Pauline Boss, a family therapist and psychologist, coined the term “ambiguous loss”, the feelings of uncertainty and doubt about a person’s absence or presence(1). Ambiguous loss can manifest in various ways, from a friend ghosting you to a loved family member battling a terminal illness. After my grandma’s death, I found myself in this place of ambiguity. I didn’t lose her at the moment she died; rather, our relationship gradually waned as I grew up in the U.S., linguistically and culturally distant from her. When I was capable of taking care of myself after school, not needing an adult guardian to cook for me, she no longer stayed with us. As I grew older and as she grew older, our relationship relegated to summer visits in China. So now, I not only find myself mourning the loss of her life, but also mourning the relationship we didn’t get to develop and deepen, the absence of her presence I already felt even when she was alive.
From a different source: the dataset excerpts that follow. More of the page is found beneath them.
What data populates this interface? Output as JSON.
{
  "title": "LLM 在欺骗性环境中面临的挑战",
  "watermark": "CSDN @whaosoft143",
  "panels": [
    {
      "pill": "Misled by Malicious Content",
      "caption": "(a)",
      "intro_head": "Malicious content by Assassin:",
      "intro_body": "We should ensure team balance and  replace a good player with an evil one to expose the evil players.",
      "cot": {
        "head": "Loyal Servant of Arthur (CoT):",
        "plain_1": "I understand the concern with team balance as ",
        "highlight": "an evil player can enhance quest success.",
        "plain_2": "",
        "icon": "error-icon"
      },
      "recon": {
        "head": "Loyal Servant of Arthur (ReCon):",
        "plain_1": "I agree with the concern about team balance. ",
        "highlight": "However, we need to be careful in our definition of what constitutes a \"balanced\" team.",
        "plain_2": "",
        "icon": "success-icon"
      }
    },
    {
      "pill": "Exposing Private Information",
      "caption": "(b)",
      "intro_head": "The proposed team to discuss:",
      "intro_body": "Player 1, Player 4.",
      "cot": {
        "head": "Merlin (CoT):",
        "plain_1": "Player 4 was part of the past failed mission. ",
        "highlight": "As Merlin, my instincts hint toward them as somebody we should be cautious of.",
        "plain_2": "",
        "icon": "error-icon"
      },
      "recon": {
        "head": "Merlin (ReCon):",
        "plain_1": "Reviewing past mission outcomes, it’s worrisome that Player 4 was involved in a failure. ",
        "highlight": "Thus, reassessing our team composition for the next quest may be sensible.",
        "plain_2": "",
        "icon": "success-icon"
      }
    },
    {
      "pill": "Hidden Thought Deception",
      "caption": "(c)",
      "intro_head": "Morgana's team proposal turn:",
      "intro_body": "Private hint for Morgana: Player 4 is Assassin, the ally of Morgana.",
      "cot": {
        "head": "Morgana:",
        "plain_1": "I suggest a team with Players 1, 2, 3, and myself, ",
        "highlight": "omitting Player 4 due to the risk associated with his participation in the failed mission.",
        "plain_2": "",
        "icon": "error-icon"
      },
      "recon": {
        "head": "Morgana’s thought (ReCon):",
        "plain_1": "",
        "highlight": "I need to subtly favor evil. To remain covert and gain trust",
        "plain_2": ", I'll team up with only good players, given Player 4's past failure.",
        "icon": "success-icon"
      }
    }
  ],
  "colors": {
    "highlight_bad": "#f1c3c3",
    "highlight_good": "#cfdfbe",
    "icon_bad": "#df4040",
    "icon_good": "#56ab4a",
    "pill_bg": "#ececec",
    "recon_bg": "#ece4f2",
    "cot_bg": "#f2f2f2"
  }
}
The thing I fear the most is how my life may feel unchanged after her death.
In the gospel of John, after Mary Magdalene sees the empty tomb, she wept. She feared that someone had taken Jesus’ body away and didn’t know where they laid him. Jesus appeared to her, revealing himself, and said, “I am ascending to my Father and your Father, to my God and your God” (John 20:18b, ESV). Mary went to tell the disciples that she had seen the Lord. Even though he was physically present after the resurrection, he already had plans to depart from his disciples once again. I imagine that the disciples experienced some degree of ambiguous loss during the time between witnessing Jesus’ death, hearing the news of the resurrection, and seeing their Lord for themselves. After Jesus ascended, 10 days passed before Pentecost arrived. I imagine that they wrestled with the uncertainty of his bodily or spiritual presence, yearning for the promised Holy Spirit who was yet to come.
And yet, God left the disciples with the gift of the Holy Spirit, “who is the guarantee of our inheritance until we acquire possession of it” (Ephesians 1:13-14, ESV). Even though Jesus had departed from the earth in bodily form, God began to indwell in the people through the Holy Spirit, so that Jesus’ relationship with the disciples continued in new forms.
I imagine a similar scenario for my own life. While the history of my living relationship with my grandma is now completed, my understanding of our ongoing relationship is open to new realms. Despite uncertainty and ambiguity, I have faith that her spirit and memory live on, through family stories around Christmas-time about how I learned that Santa wasn’t real, through nostalgic meals of popcorn chicken, through future visits to China in the spaces that she inhabited.
The Book of Isaiah says, “The Spirit of the Lord God is upon me, because the Lord has anointed me ... to comfort all who mourn; to grant to those who mourn in Zion — to give them a beautiful headdress instead of ashes, the oil of gladness instead of mourning, the garment of praise instead of a faint spirit” (Isaiah 61:1-3, ESV). Sometimes, the promises of God feel more like aspirations than concrete truths immediately realized. I feel this way about my grandmother, as I process ambiguous loss and try to imagine new ways of relating to her. In my current grieving process, I am learning to bring my ambiguity to God, not demanding answers or explanations, but seeking God’s presence in this liminal space.